Sí, sí, ¡vio las mismas pintadas pero al revés! O sea, iros a la Luna. O desapareced. O destruiros. ¿Se da cuenta de lo importante que es leer literatura para entender a los demás? Israel, en el mundo de la CNN, es una realidad en blanco y negro y completamente simplificada. Yo, cuando quiero entender España, por ejemplo, no voy a leer en los periódicos lo que dicen sobre ese país, sino que leo a sus novelistas.
En ese libro primero habla de las familias de sus padres... Ahí hay un relato común, colectivo, de los judíos en Europa, de los diversos exilios, del Holocausto... Y luego va centrándose en su historia personal y termina con el suicidio de su madre cuando usted tenía doce años. Es como si pasara del dolor colectivo al abrasador dolor individual. Su infancia fue brutal, y no sólo por el suicidio, sino por esos dos terribles años anteriores en los que su madre permanecía día y noche sentada en una silla, a oscuras, mirando hacia la calle.

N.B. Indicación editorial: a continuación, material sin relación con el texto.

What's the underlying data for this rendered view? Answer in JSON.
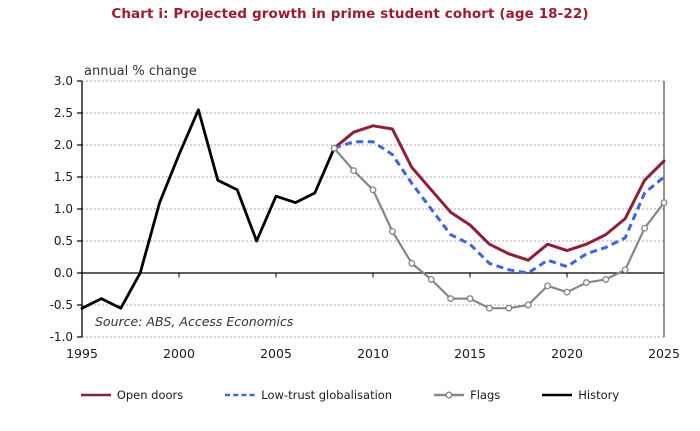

Cuando escribí Una historia de amor y oscuridad mi rabia se disipó completamente. Porque durante muchos, muchos años estaba demasiado furioso con todo el mundo como para poder hablar con nadie sobre mi tragedia familiar. No se lo había contado a nadie. Ni siquiera lo había hablado con mi mujer y mis hijos. Era un completo tabú y no dejaba que nadie tocara el tema en mi presencia. Estaba demasiado furioso. Estaba furioso con mi madre por haberse matado, con mi padre por haberla perdido, estaba furioso conmigo mismo porque pensaba que probablemente había sido un chico malo y por eso no había sabido rescatarla. Pero cuando llegué más o menos a la edad de sesenta años, sentí que ya era lo suficientemente viejo como para ser el padre de mis padres, que, en la época de la tragedia, tenían como 38 o 39 años. Y entonces por primera vez empecé a verlos como mis hijos, y empecé a entenderlos. Eran unos chicos que se metieron en un matrimonio para el que ninguno de los dos estaba preparado. Y los dos fueron bastante tontos, bastante inútiles, en cierto sentido, a la hora de vivir. De modo que empecé el libro sin ira. Lo escribí con compasión, con ironía y con curiosidad. Una curiosidad infinita. En las seiscientas páginas de libro no se dice en ningún lugar quién es el culpable, o cómo se reparten las responsabilidades... Porque eso ya no me interesaba en absoluto. Lo que me interesaba era saber cómo vivían, qué comían, cómo hablaban, en qué cosas creían, qué sentían, cómo era la casa... Sentí la necesidad de rescatar todos esos detalles del olvido.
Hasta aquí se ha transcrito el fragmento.